En l'espèce, Mme X s'est rendue caution solidaire envers la société Fuchs, fournisseur de lubrifiant, de l'avance sur remises consentie à un garagiste, dans le cadre d'un contrat de fourniture de produits.
Le garagiste se trouvait aussi être le compagnon de la caution.
Ce dernier ayant été défaillant, le créancier a assigné en paiement la caution, laquelle a recherché sa responsabilité compte tenu de la disproportion de l'engagement qu'elle avait souscrit.
Les juges d'appel ont rappelé le principe selon lequel l'établissement prêteur doit, même dans le cas de prêt professionnel, s'assurer de la proportionnalité de l'engagement de la caution, sauf à engager sa responsabilité.

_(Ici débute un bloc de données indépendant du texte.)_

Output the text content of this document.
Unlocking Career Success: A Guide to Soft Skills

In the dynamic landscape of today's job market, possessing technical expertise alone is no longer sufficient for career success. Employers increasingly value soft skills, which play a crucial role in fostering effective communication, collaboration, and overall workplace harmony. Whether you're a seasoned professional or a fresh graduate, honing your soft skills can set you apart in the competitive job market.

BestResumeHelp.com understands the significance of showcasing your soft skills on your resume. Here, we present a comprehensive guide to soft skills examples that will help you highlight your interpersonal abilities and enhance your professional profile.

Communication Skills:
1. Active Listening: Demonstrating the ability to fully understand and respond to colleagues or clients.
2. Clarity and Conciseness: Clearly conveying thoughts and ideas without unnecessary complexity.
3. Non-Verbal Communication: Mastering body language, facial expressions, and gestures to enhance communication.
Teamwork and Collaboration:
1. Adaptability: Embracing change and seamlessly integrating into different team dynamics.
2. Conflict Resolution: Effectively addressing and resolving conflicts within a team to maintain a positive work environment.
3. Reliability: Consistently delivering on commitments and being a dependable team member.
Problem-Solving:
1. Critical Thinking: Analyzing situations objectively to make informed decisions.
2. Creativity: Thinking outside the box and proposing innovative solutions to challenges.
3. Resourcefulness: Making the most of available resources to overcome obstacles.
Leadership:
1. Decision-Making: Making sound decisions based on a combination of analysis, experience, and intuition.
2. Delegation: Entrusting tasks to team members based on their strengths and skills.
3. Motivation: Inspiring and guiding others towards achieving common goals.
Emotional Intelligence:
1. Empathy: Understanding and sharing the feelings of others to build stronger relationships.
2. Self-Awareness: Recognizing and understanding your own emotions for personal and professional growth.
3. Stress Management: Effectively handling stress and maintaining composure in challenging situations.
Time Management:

Ils en ont déduit que le créancier avait manqué à son obligation de mise en garde à l'égard de la caution et est responsable d'une perte de chance de ne pas s'engager en qualité de caution.
En conséquence, le créancier a été condamné en appel à payer à la caution des dommages-intérêts.
La cour de cassation a confirmé l'arrêt d'appel en jugeant que :
- « la caution, fût-elle intéressée par les fruits de l'entreprise, ne pouvait être considérée comme avertie, dès lors qu'elle n'était pas impliquée dans la vie de l'entreprise »
- compte tenu des ses revenus et de ses charges « l'engagement de la caution n'était pas adapté à ses capacités financières car disproportionné ».
Par voie de conséquence, il convient de garder en mémoire que :
- le créancier professionnel est débiteur d'un devoir de mise en garde envers la caution profane ;
- le créancier qui fait souscrire à une caution un engagement disproportionné commet une faute génératrice de responsabilité et ouvrant droit à l'octroi de dommages et intérêts.
Par ailleurs, cet arrêt présente un intérêt pragmatique important s’agissant de la question de l'appréciation de la disproportion par les juges.
En effet, lorsque la caution dispose d’un patrimoine immobilier dont la valeur est supérieure à celle du montant garanti celle-ci se trouve dans l’impossibilité d’invoquer l’existence d’une disproportion du cautionnement.
Cependant, au cas présent, Madame X justifiait avoir souscrit un prêt de 475.000 francs, remboursable sur 20 ans, pour acquérir une parcelle de terre sur laquelle la maison familiale a été construite.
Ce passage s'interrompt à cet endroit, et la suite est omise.